Since the agent brought you the prospect’s purchase offer, it is arguable she was registered with you during the listing term. Without the efforts of the listing agent, this prospect never would have seen your home and made an acceptable offer.

Morally, if you sell to this buyer, you owe a sales commission. Legally, you probably do too. If you make a sale to this buyer, presumably without the agent’s direct involvement, the agent might sue you for the full commission and might win.

After the sale closes, if you deliver to the listing agent a cashier’s check marked “Payment in full” for 50% of the sales commission, the agent will probably thank you and be very satisfied.

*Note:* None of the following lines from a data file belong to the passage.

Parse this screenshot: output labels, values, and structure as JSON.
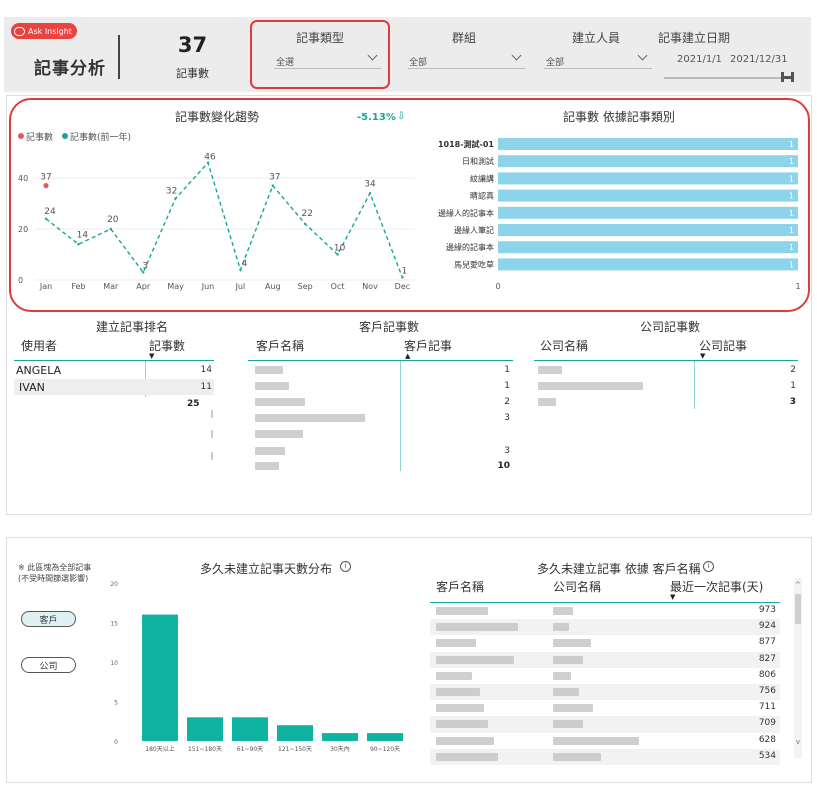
{
  "header": {
    "ask_insight": "Ask Insight",
    "title": "記事分析",
    "kpi_value": "37",
    "kpi_label": "記事數",
    "filters": [
      {
        "label": "記事類型",
        "value": "全選"
      },
      {
        "label": "群組",
        "value": "全部"
      },
      {
        "label": "建立人員",
        "value": "全部"
      }
    ],
    "date": {
      "label": "記事建立日期",
      "start": "2021/1/1",
      "end": "2021/12/31"
    }
  },
  "trend": {
    "title": "記事數變化趨勢",
    "change": "-5.13%",
    "legend_current": "記事數",
    "legend_prev": "記事數(前一年)",
    "y_ticks": [
      "40",
      "20",
      "0"
    ],
    "point_labels": [
      "37",
      "24",
      "14",
      "20",
      "3",
      "32",
      "46",
      "4",
      "37",
      "22",
      "10",
      "34",
      "1"
    ]
  },
  "type_bars": {
    "title": "記事數 依據記事類別",
    "x_ticks": [
      "0",
      "1"
    ]
  },
  "ranking": {
    "title": "建立記事排名",
    "col1": "使用者",
    "col2": "記事數",
    "rows": [
      {
        "name": "ANGELA",
        "value": "14"
      },
      {
        "name": "IVAN",
        "value": "11"
      }
    ],
    "total": "25"
  },
  "customer": {
    "title": "客戶記事數",
    "col1": "客戶名稱",
    "col2": "客戶記事",
    "values": [
      "1",
      "1",
      "2",
      "3",
      "3"
    ],
    "total": "10"
  },
  "company": {
    "title": "公司記事數",
    "col1": "公司名稱",
    "col2": "公司記事",
    "values": [
      "2",
      "1"
    ],
    "total": "3"
  },
  "bottom": {
    "note_line1": "※ 此區塊為全部記事",
    "note_line2": "(不受時間篩選影響)",
    "btn_customer": "客戶",
    "btn_company": "公司",
    "hist_title": "多久未建立記事天數分布",
    "hist_y_ticks": [
      "20",
      "15",
      "10",
      "5",
      "0"
    ],
    "table_title": "多久未建立記事 依據 客戶名稱",
    "col1": "客戶名稱",
    "col2": "公司名稱",
    "col3": "最近一次記事(天)",
    "days": [
      "973",
      "924",
      "877",
      "827",
      "806",
      "756",
      "711",
      "709",
      "628",
      "534"
    ]
  },
  "chart_data": [
    {
      "type": "line",
      "title": "記事數變化趨勢",
      "categories": [
        "Jan",
        "Feb",
        "Mar",
        "Apr",
        "May",
        "Jun",
        "Jul",
        "Aug",
        "Sep",
        "Oct",
        "Nov",
        "Dec"
      ],
      "series": [
        {
          "name": "記事數",
          "values": [
            37,
            null,
            null,
            null,
            null,
            null,
            null,
            null,
            null,
            null,
            null,
            null
          ],
          "color": "#e05a5a"
        },
        {
          "name": "記事數(前一年)",
          "values": [
            24,
            14,
            20,
            3,
            32,
            46,
            4,
            37,
            22,
            10,
            34,
            1
          ],
          "color": "#17a69b"
        }
      ],
      "ylim": [
        0,
        50
      ],
      "grid": true,
      "legend": "top-left"
    },
    {
      "type": "bar",
      "orientation": "horizontal",
      "title": "記事數 依據記事類別",
      "categories": [
        "1018-測試-01",
        "日和測試",
        "紋讓講",
        "睛認真",
        "邊緣人的記事本",
        "邊緣人筆記",
        "邊緣的記事本",
        "馬兒愛吃草"
      ],
      "values": [
        1,
        1,
        1,
        1,
        1,
        1,
        1,
        1
      ],
      "xlim": [
        0,
        1
      ],
      "color": "#8dd3ea"
    },
    {
      "type": "bar",
      "title": "多久未建立記事天數分布",
      "categories": [
        "180天以上",
        "151~180天",
        "61~90天",
        "121~150天",
        "30天內",
        "90~120天"
      ],
      "values": [
        16,
        3,
        3,
        2,
        1,
        1
      ],
      "ylim": [
        0,
        20
      ],
      "color": "#0fb3a1"
    }
  ]
}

This Adjustable-Rate Loan Is Worth Keeping

Q: About six years ago, we bought our home with the help of an adjustable-rate mortgage. Following your advice, we got a mortgage tied to the Cost of Funds Index, which has dropped to 4.665%. Adding our 2% margin means we are now paying 6.665% interest. We consider that a bargain.

But our home’s market value has appreciated at least $100,000, so we want to refinance to take out some tax-free cash to add a family room. However, as we shop for a refinanced mortgage, we find that adjustable-rate mortgages are not much cheaper than fixed-rate mortgages. Why? When we got our loan, it was the only mortgage for which we could qualify. A mortgage broker friend tells me hardly anyone takes an adjustable-rate loan today. He doesn’t have any lenders offering loans tied to the Cost of Funds Index. Why?

Advertisement

We like our adjustable-rate loan and want another one; where can we find one that’s a good deal?

A: Adjustable-rate loans used to be a very good deal to compensate borrowers for their high risk of rising interest rates. But today they aren’t worth the risk.

In the past, adjustable-rate interest rates were at least 1 1/2% below fixed rate mortgages. As I write this, the national average fixed-rate mortgage is at 6.85%, and the national average adjustable-rate loan is at 5.7%. The result is that fewer than 30% of mortgages being originated today have adjustable rates. Most borrowers prefer the fixed-rate mortgage, which is a true bargain at less than 7%.

Checking with several major mortgage lenders, I find none writing adjustable-rate loans tied to the Cost of Funds Index. The loan you have is a bargain because the Cost of Funds Index moves as slowly as molasses, up or down. Adjustable-rate mortgage lenders prefer the more volatile T-bill, LIBOR (London Inter-Bank Overnight Rate), CD Index or other lender-favorable indexes.

Instead of refinancing that loan you like, get a home equity loan or a home improvement loan. Both are really second mortgages. If you insist on refinancing and can qualify for a fixed-rate home loan, take it.